Following today’s release of Dixons Carphone FY figures for 2018/19, Patrick O’Brien, UK retail research director at GlobalData, a leading data and analytics company, comments: ‘‘Dixons Carphone has warned of more pain to come at its loss-making mobile business, leading to its shares crashing 17% in early trading this morning, as it struggles to adapt to a changing market.
“Total UK & Ireland sales fell 2.6% to £6,473m, with the mobile business severely deteriorating in the second half, when it fell 16%, or 8% on a l-f-l basis. CEO Alex Baldock said that the mobile market was changing faster than it had expected and so needs to speed up its response. Things will get worse before they get better, he conceded, with a “significant loss” expected this year, and it will take two years to break even.
“Dixons has renegotiated its contracts with the mobile carriers, closed around 100 stores but it is struggling to deal with changing customer behaviour. Shoppers are upgrading smartphones less frequently as they can only see marginal improvements in new generations. Slightly better camera functions and slightly faster processors are no longer deemed enough to sign up for another expensive two-year contract, and now the midmarket is filling up with much better value options which more shoppers are buying outright on a sim-free basis. Such purchases are more likely to be made online, and so more likely to bypass the independent advice-based approach of Carphone Warehouse.
“While it boasted of increasing market share in electrical in all its territories, UK & Ireland like-for-like growth of 1% compares unfavourably with AO.com’s 5.7% growth, though it is likely to be taking some share from John Lewis, whose electrical business has been struggling.

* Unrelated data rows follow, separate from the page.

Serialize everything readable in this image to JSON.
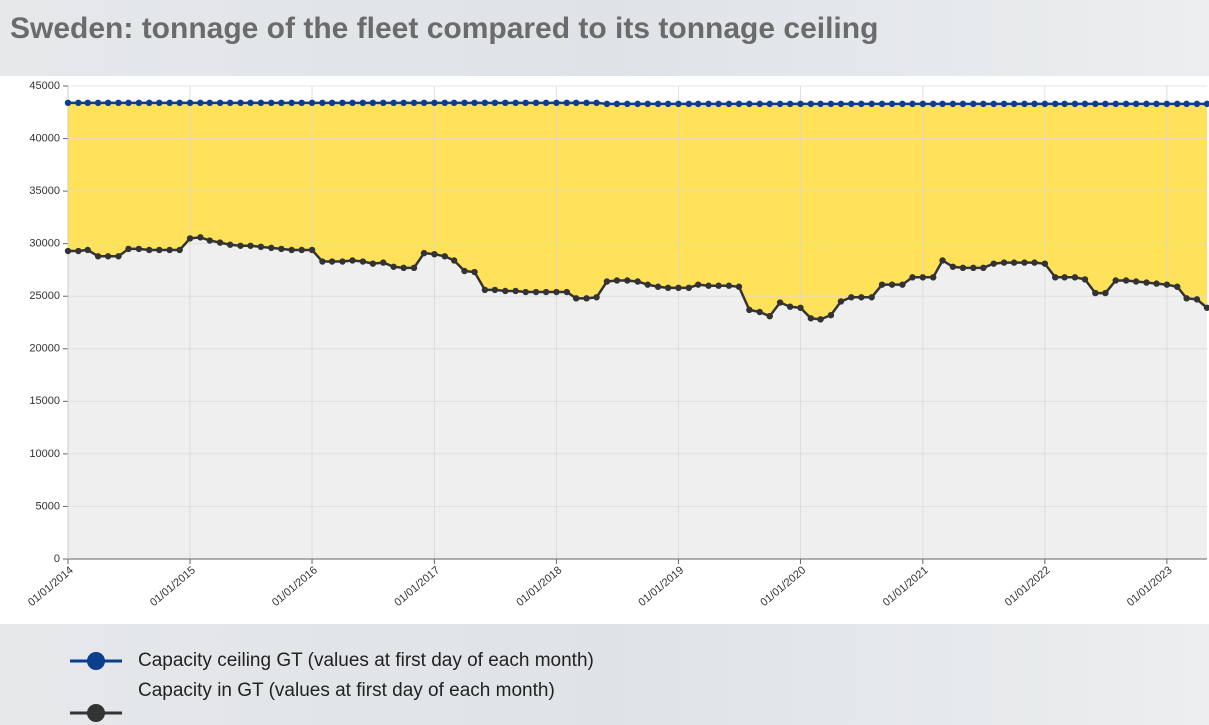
{
  "chart_data": {
    "type": "line",
    "title": "Sweden: tonnage of the fleet compared to its tonnage ceiling",
    "x": [
      "01/01/2014",
      "01/02/2014",
      "01/03/2014",
      "01/04/2014",
      "01/05/2014",
      "01/06/2014",
      "01/07/2014",
      "01/08/2014",
      "01/09/2014",
      "01/10/2014",
      "01/11/2014",
      "01/12/2014",
      "01/01/2015",
      "01/02/2015",
      "01/03/2015",
      "01/04/2015",
      "01/05/2015",
      "01/06/2015",
      "01/07/2015",
      "01/08/2015",
      "01/09/2015",
      "01/10/2015",
      "01/11/2015",
      "01/12/2015",
      "01/01/2016",
      "01/02/2016",
      "01/03/2016",
      "01/04/2016",
      "01/05/2016",
      "01/06/2016",
      "01/07/2016",
      "01/08/2016",
      "01/09/2016",
      "01/10/2016",
      "01/11/2016",
      "01/12/2016",
      "01/01/2017",
      "01/02/2017",
      "01/03/2017",
      "01/04/2017",
      "01/05/2017",
      "01/06/2017",
      "01/07/2017",
      "01/08/2017",
      "01/09/2017",
      "01/10/2017",
      "01/11/2017",
      "01/12/2017",
      "01/01/2018",
      "01/02/2018",
      "01/03/2018",
      "01/04/2018",
      "01/05/2018",
      "01/06/2018",
      "01/07/2018",
      "01/08/2018",
      "01/09/2018",
      "01/10/2018",
      "01/11/2018",
      "01/12/2018",
      "01/01/2019",
      "01/02/2019",
      "01/03/2019",
      "01/04/2019",
      "01/05/2019",
      "01/06/2019",
      "01/07/2019",
      "01/08/2019",
      "01/09/2019",
      "01/10/2019",
      "01/11/2019",
      "01/12/2019",
      "01/01/2020",
      "01/02/2020",
      "01/03/2020",
      "01/04/2020",
      "01/05/2020",
      "01/06/2020",
      "01/07/2020",
      "01/08/2020",
      "01/09/2020",
      "01/10/2020",
      "01/11/2020",
      "01/12/2020",
      "01/01/2021",
      "01/02/2021",
      "01/03/2021",
      "01/04/2021",
      "01/05/2021",
      "01/06/2021",
      "01/07/2021",
      "01/08/2021",
      "01/09/2021",
      "01/10/2021",
      "01/11/2021",
      "01/12/2021",
      "01/01/2022",
      "01/02/2022",
      "01/03/2022",
      "01/04/2022",
      "01/05/2022",
      "01/06/2022",
      "01/07/2022",
      "01/08/2022",
      "01/09/2022",
      "01/10/2022",
      "01/11/2022",
      "01/12/2022",
      "01/01/2023",
      "01/02/2023",
      "01/03/2023",
      "01/04/2023",
      "01/05/2023"
    ],
    "series": [
      {
        "name": "Capacity ceiling GT (values at first day of each month)",
        "color": "#0b3e8c",
        "values": [
          43400,
          43400,
          43400,
          43400,
          43400,
          43400,
          43400,
          43400,
          43400,
          43400,
          43400,
          43400,
          43400,
          43400,
          43400,
          43400,
          43400,
          43400,
          43400,
          43400,
          43400,
          43400,
          43400,
          43400,
          43400,
          43400,
          43400,
          43400,
          43400,
          43400,
          43400,
          43400,
          43400,
          43400,
          43400,
          43400,
          43400,
          43400,
          43400,
          43400,
          43400,
          43400,
          43400,
          43400,
          43400,
          43400,
          43400,
          43400,
          43400,
          43400,
          43400,
          43400,
          43400,
          43300,
          43300,
          43300,
          43300,
          43300,
          43300,
          43300,
          43300,
          43300,
          43300,
          43300,
          43300,
          43300,
          43300,
          43300,
          43300,
          43300,
          43300,
          43300,
          43300,
          43300,
          43300,
          43300,
          43300,
          43300,
          43300,
          43300,
          43300,
          43300,
          43300,
          43300,
          43300,
          43300,
          43300,
          43300,
          43300,
          43300,
          43300,
          43300,
          43300,
          43300,
          43300,
          43300,
          43300,
          43300,
          43300,
          43300,
          43300,
          43300,
          43300,
          43300,
          43300,
          43300,
          43300,
          43300,
          43300,
          43300,
          43300,
          43300,
          43300
        ]
      },
      {
        "name": "Capacity in GT (values at first day of each month)",
        "color": "#333333",
        "values": [
          29300,
          29300,
          29400,
          28800,
          28800,
          28800,
          29500,
          29500,
          29400,
          29400,
          29400,
          29400,
          30500,
          30600,
          30300,
          30100,
          29900,
          29800,
          29800,
          29700,
          29600,
          29500,
          29400,
          29400,
          29400,
          28300,
          28300,
          28300,
          28400,
          28300,
          28100,
          28200,
          27800,
          27700,
          27700,
          29100,
          29000,
          28800,
          28400,
          27400,
          27300,
          25600,
          25600,
          25500,
          25500,
          25400,
          25400,
          25400,
          25400,
          25400,
          24800,
          24800,
          24900,
          26400,
          26500,
          26500,
          26400,
          26100,
          25900,
          25800,
          25800,
          25800,
          26100,
          26000,
          26000,
          26000,
          25900,
          23700,
          23500,
          23100,
          24400,
          24000,
          23900,
          22900,
          22800,
          23200,
          24500,
          24900,
          24900,
          24900,
          26100,
          26100,
          26100,
          26800,
          26800,
          26800,
          28400,
          27800,
          27700,
          27700,
          27700,
          28100,
          28200,
          28200,
          28200,
          28200,
          28100,
          26800,
          26800,
          26800,
          26600,
          25300,
          25300,
          26500,
          26500,
          26400,
          26300,
          26200,
          26100,
          25900,
          24800,
          24700,
          23900
        ]
      }
    ],
    "fill_between_color": "#ffe15a",
    "fill_below_color": "#efefef",
    "xlim": [
      "01/01/2014",
      "01/05/2023"
    ],
    "xticks": [
      "01/01/2014",
      "01/01/2015",
      "01/01/2016",
      "01/01/2017",
      "01/01/2018",
      "01/01/2019",
      "01/01/2020",
      "01/01/2021",
      "01/01/2022",
      "01/01/2023"
    ],
    "ylim": [
      0,
      45000
    ],
    "yticks": [
      0,
      5000,
      10000,
      15000,
      20000,
      25000,
      30000,
      35000,
      40000,
      45000
    ],
    "grid": true
  }
}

“Baldock joined Dixons in March 2018. In his early months he substantially lowered profit expectations in a clearing-the-desks exercise, heavily criticised his predecessor and slated the lack of integration of the Carphone Warehouse merger. He also had a data breach to contend with (which occurred before his tenure). While he quickly identified the problems of the mobile business, there is a question mark around the company’s ability to adapt quickly enough, and despite the closures in the last year, its portfolio of over 1,000 stores in the UK looks way too heavy. Baldock may have to take further action here, which would be costly.”